A High‐Performance Dual‐Carbon Na‐Ion Capacitor Fabricated from a Single Biowaste Precursor

Abstract

A major limitation of sodium‐ion capacitors (NIC) lies in their dissimilar charge storage mechanism of ion adsorption cathodes with fast reaction kinetics, versus battery‐like anodes, having slow kinetics. It is possible to address this concern by designing NIC architecture with effective electrode strategies. In this study, a dual carbon NIC is constructed from a single bio‐waste precursor (pistachio shell) by employing a facile approach to achieve a graphene sheet‐like activated carbon cathode and disordered hard carbon anode as respective positive and negative electrodes. Detailed textural analysis of the activated carbon material indicates a highly ordered sp2 carbon composition and a sheet‐like morphology.

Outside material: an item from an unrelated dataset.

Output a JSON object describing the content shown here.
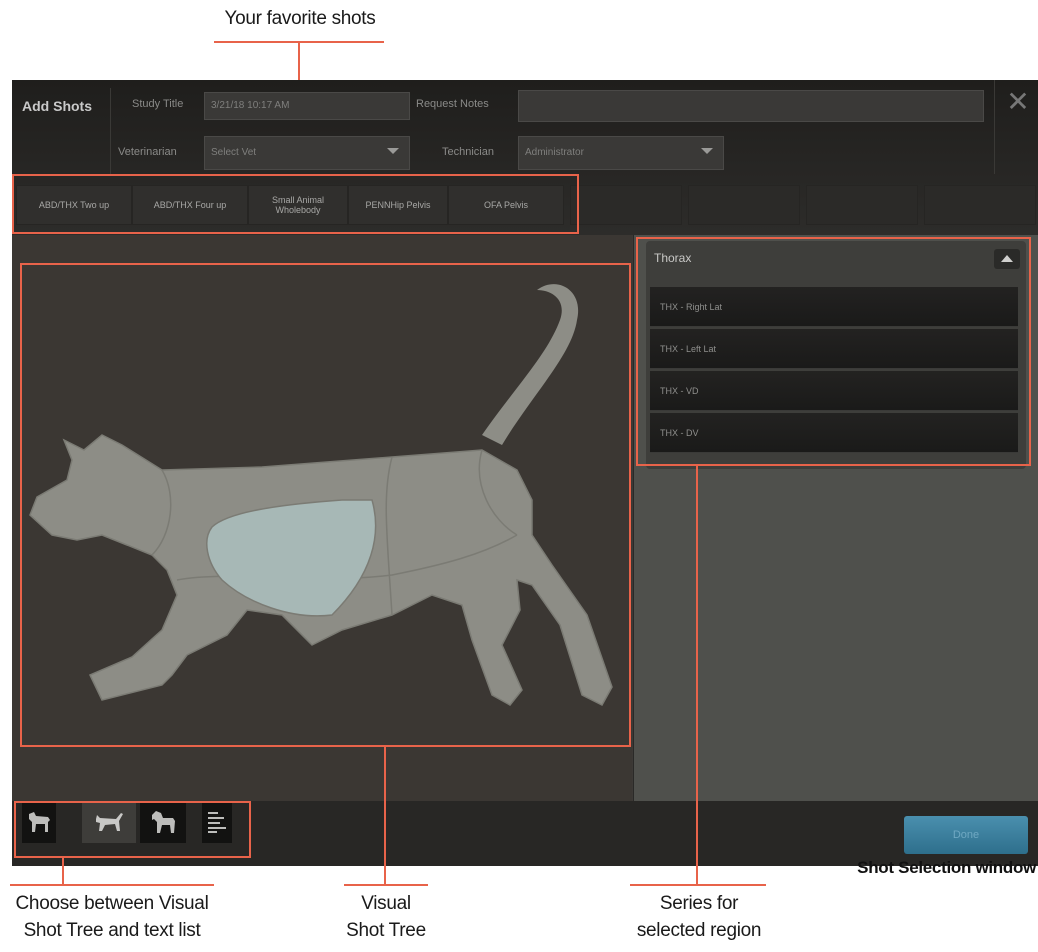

The dual carbon NIC delivers a specific capacity of 71 mAh g−1 and yields an excellent energy density of 141 Wh kg−1 at 198 W kg−1 (based on total active material mass) whereas the activated carbon‐based supercapacitor exhibits an energy density of 24 Wh kg−1 at 675 W kg−1. Hence, the pistachios shell derived carbon sheets with large effective surface area possess sufficient porosity for facile ion transfer kinetics resulting in high adsorption capacity, while hard carbon anode with disordered structure facilitates Na‐ion intercalation, thus balancing the electrode kinetics of both the electrode materials in NIC device.